Local and national experts to discuss Nashville’s affordable housing crisis at Vanderbilt Law School March 28 and 29

Vanderbilt Law School is hosting two events focusing on the impact of Nashville’s rapid growth on the availability of affordable housing on March 28 and March 29. Both are free and open to the public.

Sponsored by the law school’s Hyatt Student Activities Board, these events include:

  • Gentrification and Urban Housing: Exploring Nashville’s Growth, a reception on Thursday, March 28 from 5 to 7 p.m., where representatives from local community organizations will discuss the role of gentrification and affordable housing in Nashville’s future. The event will include representatives of Nashville Organized for Action and Hope, MiKen Development; the Barnes Housing Trust Fund, an initiative of Nashville’s Metropolitan government that award grants to nonprofit housing developers to build affording housing; the Nashville Area Chamber of Commerce; Walk Bike Nashville; and the Office of State Representative John Ray Clemmons, among others.
  • Gentrification and Urban Housing: The Legal Dimension, a panel discussion moderated by land use expert Christopher Serkin, Associate Dean for Academic Affairs, on Friday, March 29, from noon to 1 p.m.
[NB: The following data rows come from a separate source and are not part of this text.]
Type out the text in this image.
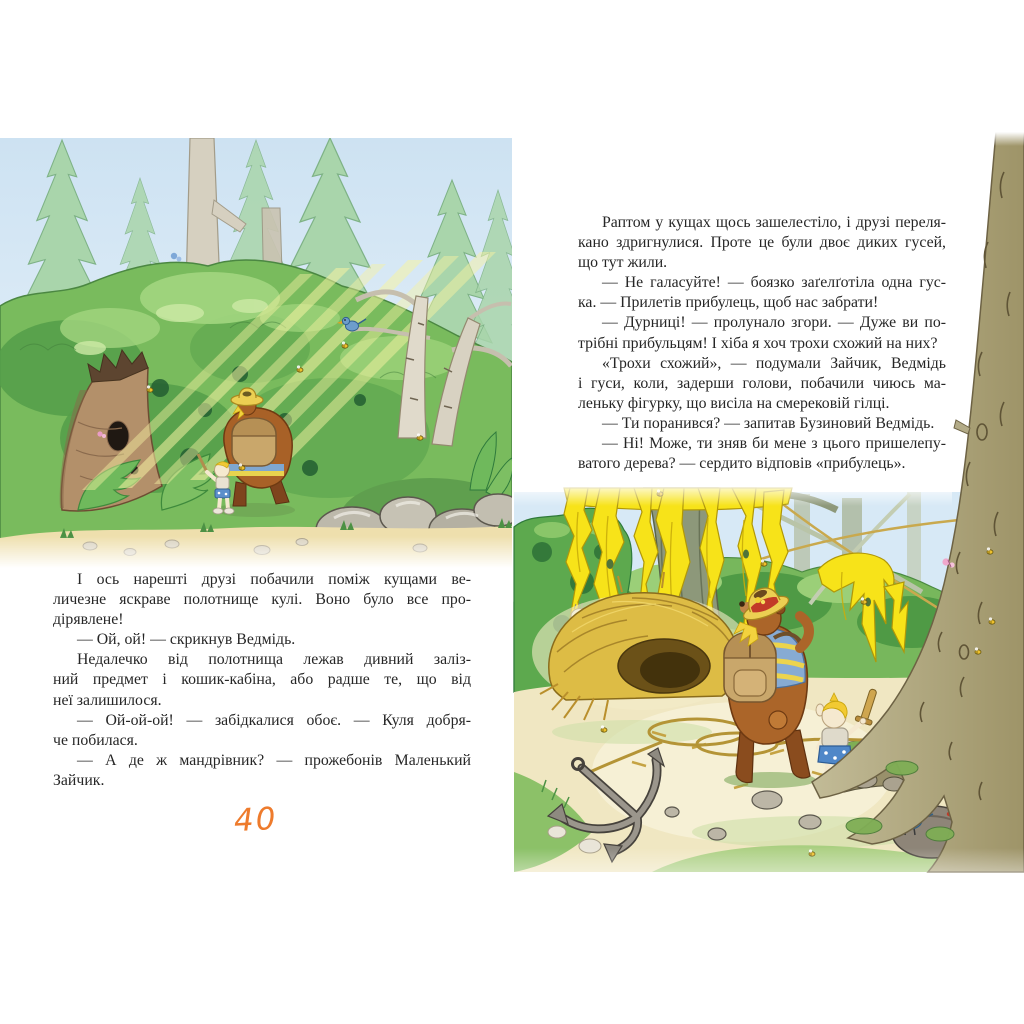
І ось нарешті друзі побачили поміж кущами ве-

личезне яскраве полотнище кулі. Воно було все про-

дірявлене!

— Ой, ой! — скрикнув Ведмідь.

Недалечко від полотнища лежав дивний заліз-

ний предмет і кошик-кабіна, або радше те, що від

неї залишилося.

— Ой-ой-ой! — забідкалися обоє. — Куля добря-

че побилася.

— А де ж мандрівник? — прожебонів Маленький

Зайчик.

40

Раптом у кущах щось зашелестіло, і друзі переля-

кано здригнулися. Проте це були двоє диких гусей,

що тут жили.

— Не галасуйте! — боязко заґелґотіла одна гус-

ка. — Прилетів прибулець, щоб нас забрати!

— Дурниці! — пролунало згори. — Дуже ви по-

трібні прибульцям! І хіба я хоч трохи схожий на них?

«Трохи схожий», — подумали Зайчик, Ведмідь

і гуси, коли, задерши голови, побачили чиюсь ма-

леньку фігурку, що висіла на смерековій гілці.

— Ти поранився? — запитав Бузиновий Ведмідь.

— Ні! Може, ти зняв би мене з цього пришелепу-

ватого дерева? — сердито відповів «прибулець».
This lunch discussion will feature Audrey McFarlane, the Dean Julius Isaacson Professor of Law at the University of Baltimore, whose work focuses on economic and urban development and land use; Phil Manz, who chairs the Affordable Housing Task Force of Nashville Organized for Action and Hope (NOAH); and Michael Kenner, founder of MiKen Development, which fosters development of affordable housing in Nashville. This panel will be live streamed and can be viewed here.

Both events will be held at the law school at 131 21st Ave. South.

They are made possible by the Hyatt Student Activities Fund, which was established by Wayne S. Hyatt ’68 (BA’65) and his late wife, Amanda G. Hyatt (BA’67, MA’74).